Eine moderne Kreuzung aus Weizen und Roggen, die Triticale, vereint mehrere positive Eigenschaften beider Arten.

Roggenähre

Es gibt Sommer- und Winterroggen, wobei in Mitteleuropa fast ausschließlich Winterroggen angebaut wird. Winterroggen ist die winterhärteste Getreideart, die Wintertemperaturen bis −25 °C übersteht, er kann die Winterfeuchtigkeit besser nutzen, übersteht eine Frühjahrstrockenheit leichter und ist deshalb im Kornertrag der Sommerform weit überlegen.
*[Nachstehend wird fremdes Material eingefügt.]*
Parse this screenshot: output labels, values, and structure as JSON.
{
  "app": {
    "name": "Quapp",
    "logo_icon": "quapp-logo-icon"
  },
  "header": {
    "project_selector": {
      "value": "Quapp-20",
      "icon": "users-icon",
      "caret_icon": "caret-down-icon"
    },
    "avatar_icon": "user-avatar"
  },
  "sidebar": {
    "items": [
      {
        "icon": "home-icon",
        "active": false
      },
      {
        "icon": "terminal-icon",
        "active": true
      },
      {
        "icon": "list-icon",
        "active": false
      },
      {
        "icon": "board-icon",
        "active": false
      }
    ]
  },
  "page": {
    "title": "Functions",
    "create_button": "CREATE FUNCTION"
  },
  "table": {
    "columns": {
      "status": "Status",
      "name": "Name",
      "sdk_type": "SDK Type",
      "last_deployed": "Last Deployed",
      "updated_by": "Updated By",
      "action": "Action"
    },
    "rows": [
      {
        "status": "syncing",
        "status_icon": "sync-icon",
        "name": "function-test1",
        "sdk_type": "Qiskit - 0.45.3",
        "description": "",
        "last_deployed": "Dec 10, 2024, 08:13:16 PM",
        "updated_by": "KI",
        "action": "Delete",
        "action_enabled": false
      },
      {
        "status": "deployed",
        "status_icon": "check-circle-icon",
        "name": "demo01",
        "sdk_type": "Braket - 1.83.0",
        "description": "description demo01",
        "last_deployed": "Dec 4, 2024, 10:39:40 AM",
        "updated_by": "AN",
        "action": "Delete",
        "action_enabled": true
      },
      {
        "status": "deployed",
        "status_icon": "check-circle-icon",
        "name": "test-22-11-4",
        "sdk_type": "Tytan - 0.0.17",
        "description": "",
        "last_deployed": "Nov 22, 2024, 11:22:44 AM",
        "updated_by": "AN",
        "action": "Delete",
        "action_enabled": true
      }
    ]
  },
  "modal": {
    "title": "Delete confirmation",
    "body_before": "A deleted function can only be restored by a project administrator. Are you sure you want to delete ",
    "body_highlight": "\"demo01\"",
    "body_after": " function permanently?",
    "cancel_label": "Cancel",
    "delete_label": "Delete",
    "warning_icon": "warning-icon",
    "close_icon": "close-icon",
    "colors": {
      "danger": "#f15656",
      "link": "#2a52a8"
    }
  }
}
Die Sommerform wird nur in Lagen mit Spätfrostgefahr und auf exponierten Berglagen angebaut.[12]

Winterroggen wird in Deutschland zwischen Mitte September und Mitte Oktober ausgesät, er benötigt zur Überwindung der Schosshemmung, wie alle Wintergetreidearten, eine Vernalisation. Um von der vegetativen Wachstumsphase in die generative Phase zu gelangen, ist ein Kältereiz notwendig. Bei Temperaturen von 0 bis +5 °C wird die erfolgreiche Vernalisation nach 30 bis 50 Tagen erreicht. Bis zur Reife benötigt Roggen eine Wärmesumme von ungefähr 1800 °C. (Wärmesumme = Anzahl der Wachstumstage × Temperaturtagesmittel). Nach der Abreife auf dem Halm hat der Roggen nur eine sehr kurze Keimruhe. Die Ernte erfolgt in Deutschland ab Mitte Juli bis Ende August. Bei einer regnerischen Erntezeit besteht die Gefahr, dass die Körner schon in der Ähre auskeimen und die Ernte nur noch als Futtergetreide verwendet werden kann.

Roggen ist besser an kühle und trockene Klimate angepasst als der ertragsstarke Weizen und ist deshalb das Getreide der Regionen mit verbreiteten Sandböden.[13] In den Alpen liegt die Höchstgrenze für den Roggenanbau zwischen 1400 und 1850 m.[14] Er gedeiht am besten auf frischen bis mäßig frischen, meist basenarmen, neutralen bis wenig sauren, sandigen Lehmböden oder auf lehmigem Sand.[1] Er kann auch auf Moorböden angebaut werden.[1]

Die ökologischen Zeigerwerte nach Landolt et al. 2010 sind in der Schweiz: Feuchtezahl F = 2+w (frisch aber mäßig wechselnd), Lichtzahl L = 5 (sehr hell), Reaktionszahl R = 4 (neutral bis basisch), Temperaturzahl T = 3 (montan), Nährstoffzahl N = 3 (mäßig nährstoffarm bis mäßig nährstoffreich), Kontinentalitätszahl K = 5 (kontinental).[7]

Roggen ist ein Lichtkeimer und stellt deshalb besondere Anforderungen an Saat, Saatbett und Säzeitpunkt. Männliche Pollen und weibliche Blüte werden zu unterschiedlichen Zeitpunkten aktiv, daher ist Roggen in aller Regel, anders als die selbstbefruchtenden Getreidearten Weizen und Gerste, ein Fremdbefruchter.[15]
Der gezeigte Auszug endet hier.